In a time of much uncertainty, it’s easy to get caught up in how much different things are going to be for each of us; how it’s impacting us in our day to day lives and how it’s going to change the way we do things in the future. It would be easy to simply focus on the things we used to do, the way we used to go about our daily lives and dwell on what might have been.
But there’s no benefit to doing so. Longing for things gone by does no good and wanting things unlikely to be is fruitless. So why not recognize the many ways we’re lucky as we work to find our way through this pandemic.
Let’s look at the easy one. We all have more time to train. As I’ve learned through the Celebrating Senior interviews and with my own training, there is a lot more flexibility in the training schedule for everyone under COVID-19. Some people are taking advantage of that while others might be letting the loss of the season dictate their goals and training. But whether you’re working from home or in remote learning, the work schedule is a bit more forgiving. Some people have not taken advantage of the “gift” of time linked with the pandemic, but that doesn’t mean that gift was there hidden in plain sight.

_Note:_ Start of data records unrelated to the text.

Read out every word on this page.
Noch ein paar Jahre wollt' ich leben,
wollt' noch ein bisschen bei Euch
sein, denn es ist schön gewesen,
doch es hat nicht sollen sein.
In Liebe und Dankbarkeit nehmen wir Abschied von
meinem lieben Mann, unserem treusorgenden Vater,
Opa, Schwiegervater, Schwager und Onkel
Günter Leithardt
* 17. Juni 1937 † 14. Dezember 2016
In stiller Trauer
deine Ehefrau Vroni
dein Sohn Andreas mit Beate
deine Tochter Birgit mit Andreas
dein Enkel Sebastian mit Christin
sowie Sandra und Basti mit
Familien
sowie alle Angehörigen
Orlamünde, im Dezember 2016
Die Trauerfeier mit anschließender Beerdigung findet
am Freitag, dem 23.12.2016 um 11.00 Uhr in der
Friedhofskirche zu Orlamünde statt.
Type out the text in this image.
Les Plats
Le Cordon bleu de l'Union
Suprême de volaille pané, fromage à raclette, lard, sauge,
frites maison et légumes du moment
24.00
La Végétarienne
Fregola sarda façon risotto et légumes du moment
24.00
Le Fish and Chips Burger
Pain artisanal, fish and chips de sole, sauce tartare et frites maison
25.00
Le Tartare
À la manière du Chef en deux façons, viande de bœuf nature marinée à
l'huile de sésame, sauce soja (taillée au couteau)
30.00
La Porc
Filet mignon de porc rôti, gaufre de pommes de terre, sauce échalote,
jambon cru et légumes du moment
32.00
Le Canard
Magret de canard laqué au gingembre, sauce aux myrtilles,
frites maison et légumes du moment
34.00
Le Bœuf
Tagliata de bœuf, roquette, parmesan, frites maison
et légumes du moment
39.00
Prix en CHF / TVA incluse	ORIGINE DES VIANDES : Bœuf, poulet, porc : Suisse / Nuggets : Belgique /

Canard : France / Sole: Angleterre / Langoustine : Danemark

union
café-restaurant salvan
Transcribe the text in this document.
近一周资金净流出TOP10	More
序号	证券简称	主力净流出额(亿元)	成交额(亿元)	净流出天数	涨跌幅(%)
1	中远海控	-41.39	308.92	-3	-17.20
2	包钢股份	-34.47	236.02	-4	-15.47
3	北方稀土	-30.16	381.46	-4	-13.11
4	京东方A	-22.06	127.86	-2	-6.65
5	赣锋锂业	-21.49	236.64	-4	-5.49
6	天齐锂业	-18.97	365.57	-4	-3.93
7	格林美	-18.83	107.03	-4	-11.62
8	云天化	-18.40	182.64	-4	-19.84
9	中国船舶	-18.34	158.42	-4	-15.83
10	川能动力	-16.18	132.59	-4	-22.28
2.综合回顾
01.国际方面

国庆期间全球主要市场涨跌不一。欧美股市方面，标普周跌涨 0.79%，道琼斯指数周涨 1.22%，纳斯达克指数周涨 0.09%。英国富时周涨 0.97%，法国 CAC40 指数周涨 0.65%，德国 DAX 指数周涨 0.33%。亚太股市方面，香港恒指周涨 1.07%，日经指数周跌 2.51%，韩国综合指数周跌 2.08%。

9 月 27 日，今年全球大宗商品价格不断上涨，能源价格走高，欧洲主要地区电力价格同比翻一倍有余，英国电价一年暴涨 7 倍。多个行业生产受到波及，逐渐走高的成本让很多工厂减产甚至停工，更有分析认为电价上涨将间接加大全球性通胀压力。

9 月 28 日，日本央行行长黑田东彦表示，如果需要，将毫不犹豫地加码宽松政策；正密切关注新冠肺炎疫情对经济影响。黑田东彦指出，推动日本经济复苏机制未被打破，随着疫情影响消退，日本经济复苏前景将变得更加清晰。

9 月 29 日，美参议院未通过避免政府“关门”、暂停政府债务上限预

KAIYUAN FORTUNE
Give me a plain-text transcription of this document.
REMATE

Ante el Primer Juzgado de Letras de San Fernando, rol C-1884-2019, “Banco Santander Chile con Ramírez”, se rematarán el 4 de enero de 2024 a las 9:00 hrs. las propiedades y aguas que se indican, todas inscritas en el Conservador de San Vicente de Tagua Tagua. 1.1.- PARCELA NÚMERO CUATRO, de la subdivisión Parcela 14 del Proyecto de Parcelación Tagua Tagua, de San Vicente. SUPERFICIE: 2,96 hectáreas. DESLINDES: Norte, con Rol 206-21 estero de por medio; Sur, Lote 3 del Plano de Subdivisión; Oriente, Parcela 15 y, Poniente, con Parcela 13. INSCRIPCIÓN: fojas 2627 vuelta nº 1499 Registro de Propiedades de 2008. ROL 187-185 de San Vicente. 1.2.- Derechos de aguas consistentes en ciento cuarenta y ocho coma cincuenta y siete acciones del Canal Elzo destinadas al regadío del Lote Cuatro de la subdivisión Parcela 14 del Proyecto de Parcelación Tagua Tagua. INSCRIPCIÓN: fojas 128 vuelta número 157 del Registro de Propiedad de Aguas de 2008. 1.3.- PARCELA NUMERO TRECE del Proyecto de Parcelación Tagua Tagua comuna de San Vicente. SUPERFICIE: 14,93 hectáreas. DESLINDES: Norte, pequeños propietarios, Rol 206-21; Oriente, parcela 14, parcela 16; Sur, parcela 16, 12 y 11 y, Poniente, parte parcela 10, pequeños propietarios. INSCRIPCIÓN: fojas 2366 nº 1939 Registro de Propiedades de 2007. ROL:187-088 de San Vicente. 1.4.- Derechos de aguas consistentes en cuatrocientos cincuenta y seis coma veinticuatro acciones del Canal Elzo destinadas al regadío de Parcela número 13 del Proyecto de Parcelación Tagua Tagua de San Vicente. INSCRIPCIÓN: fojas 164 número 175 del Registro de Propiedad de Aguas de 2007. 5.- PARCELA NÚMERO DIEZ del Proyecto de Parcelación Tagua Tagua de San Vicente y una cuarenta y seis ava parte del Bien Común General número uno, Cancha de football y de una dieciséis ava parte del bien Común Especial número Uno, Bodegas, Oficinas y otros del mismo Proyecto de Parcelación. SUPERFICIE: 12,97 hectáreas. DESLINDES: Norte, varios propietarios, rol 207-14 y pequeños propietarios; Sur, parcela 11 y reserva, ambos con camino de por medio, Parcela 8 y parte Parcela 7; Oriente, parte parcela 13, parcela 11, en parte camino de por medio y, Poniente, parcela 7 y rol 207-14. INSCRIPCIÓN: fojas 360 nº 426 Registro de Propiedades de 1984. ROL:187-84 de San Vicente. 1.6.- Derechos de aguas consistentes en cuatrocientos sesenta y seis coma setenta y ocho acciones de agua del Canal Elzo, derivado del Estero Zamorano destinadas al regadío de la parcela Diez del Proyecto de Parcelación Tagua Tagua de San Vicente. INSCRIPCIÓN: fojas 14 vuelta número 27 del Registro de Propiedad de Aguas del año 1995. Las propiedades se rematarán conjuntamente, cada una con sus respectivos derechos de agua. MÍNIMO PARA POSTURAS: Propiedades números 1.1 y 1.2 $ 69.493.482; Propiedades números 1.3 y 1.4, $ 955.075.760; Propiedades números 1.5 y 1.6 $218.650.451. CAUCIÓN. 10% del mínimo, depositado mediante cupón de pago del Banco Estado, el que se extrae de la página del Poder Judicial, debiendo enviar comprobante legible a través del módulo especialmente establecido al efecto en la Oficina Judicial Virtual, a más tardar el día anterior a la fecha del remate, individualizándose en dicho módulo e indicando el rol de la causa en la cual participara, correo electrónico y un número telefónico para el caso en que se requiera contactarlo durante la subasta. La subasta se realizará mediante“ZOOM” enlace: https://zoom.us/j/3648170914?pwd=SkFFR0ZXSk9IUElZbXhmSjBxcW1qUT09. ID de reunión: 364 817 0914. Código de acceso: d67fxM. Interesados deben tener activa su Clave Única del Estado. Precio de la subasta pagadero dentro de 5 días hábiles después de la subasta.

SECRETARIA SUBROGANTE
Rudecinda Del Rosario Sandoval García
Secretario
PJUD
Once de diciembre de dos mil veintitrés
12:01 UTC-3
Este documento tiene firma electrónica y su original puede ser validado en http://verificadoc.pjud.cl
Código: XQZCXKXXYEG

Also, if you’re reading this, you’re likely healthy and that’s a very good thing. While many of the readers of the website are likely younger than the hardest hit segment of the population, catching the virus can come with some pretty negative effects for athletes, like long term compromised immune systems and respiratory issues down the line, not to mention the potential for death. If you’re not in this category, that’s a good thing.
The vast majority of the population will come through this difficult time in history without the horror this plague can levy. As a person who’s in-laws contracted and survived corona, I’m very happy to be among the large percentage that can list close family members as survivors. My parents are within the disease’s target range and thus far have escaped contracting it. With my mother fighting heart disease issues and cancer treatment, that’s a very good thing. While times might be tough as it’s difficult to see them but through closed doors and from a distance, the fact they are currently healthy lies on the list of things I have to be grateful for.
On a certainly less important note, I’ve learned to “enjoy” the time away from coaching spring track as well. My school day usually starts around 5am, getting into school early to prep for classes. The school day ends at 2:42 where I put on my coaching hat and continue in that vein for another two and a half hours. Then it’s home to make dinner, relax for a few moments, and then get ready to do it all over again. Between the flexibility in my daily schedule and simply the fact that I don’t have my coaching duties I’ve done tons of yard work, made more than a few home improvements and upped my mileage about 20%. For the past 22 years, it seems I’ve been out straight for three months, from mid-March through mid-June, and while I miss track I’ve found ways to enjoy my slightly less hectic and demanding spring season.
As we slide into the end of the school year, which is very different than it usually is, let’s all take a deep breath and recognize the many things to be thankful for. Yes graduations are going to be different, proms gone by the wayside, senior trips that won’t happen and you can choose to focus on those if you like. But I think it’s important to keep your eye on the prize. The reason for graduation is to recognize and celebrate the student completing their public school years and that’s still happening. Students will graduate, get their diplomas and move onto the next phase of their lives. In the long run, the loss of these other “senior trappings” will matter less and less until they don’t matter at all. Life’s great moments will step in and take center stage in the important moments of life and the loss of prom, senior trip and graduation will slip by the wayside.
So let’s take a moment to recognize how truly lucky we are, in our ability to grow through this moment, come out the other side with a new appreciation of what we do have, and be thankful that our future will be full of friends, family, and many other accomplishments that will enrich our lives more than this current moment in time.
Good luck to all those in the NHTF community that are moving on beyond high school track and field and taking on that next big challenge…life!